The ‘freedom’ we have gained is therefore but mere licence for us to behave as to the manner born, destined to build a society consumed by corruption, sexual depravity, autocracy and criminal violence
No, not Thabo Mbeki reflecting on the difficulties of post-apartheid South Africa. The quote is from a Telegraph article today, and shows Mbeki wackily characterising the supposed opinion of UK Chancellor Gordon Brown in a weekly Presidential epistle to the on-line newsletter, ANC Today.
“President Thabo Mbeki of South Africa rebuked Gordon Brown yesterday,” the Telegraph article begins, “accusing the “presumed successor to Tony Blair” of promoting nostalgia for British imperialism and joining in a “discourse” that “demonises” blacks.”
Mbeki, of course, is a specialist in denial.

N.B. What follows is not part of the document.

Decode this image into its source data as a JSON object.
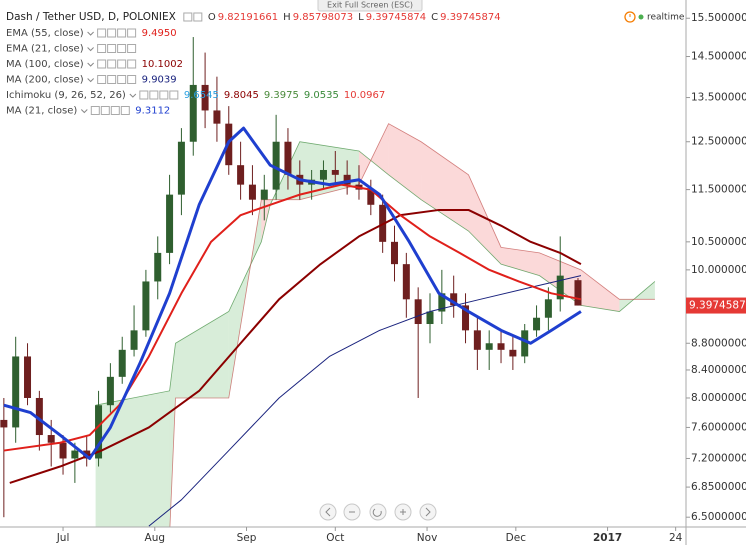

So we should not be surprised that he denies those social and economic outcomes the rest of the world wearily anticipates from his people. He once even found it in him to answer the anti-rape campaign of vicitim-activist Charlene Smith, writing in ANC Today only in the most general terms about ‘contact crime’ (rather than rape) and ascribing the causes to poverty and community degradation. Mountainous peaks in Serum Testosterone rythmicity, did you say? Never heard of it.
Meanwhile, the latest target of Mbeki’s wrath - our once-prudent Chancellor and PM-in-waiting - is working hard to solve Africa’s crises from without. That also, in its way, is an act of sublime denial. Mbeki, apparently, does not recognise a kindred spirit when he sees one.
Posted by Fred Scrooby on Mon, 30 May 2005 16:32 | #
” ‘We did it with apartheid,’ she adds. ‘We can do it again with the problems of rape and HIV.’ “ (—from the linked article about Charlene Smith)
I guess no one at The Christian Science Monitor newspaper noticed the typo: clearly, the correct quote from Mrs. Smith must have been,
“We did it with apartheid. And as a result of what we did with apartheit we’re now confronted with all these problems of rape and HIV.”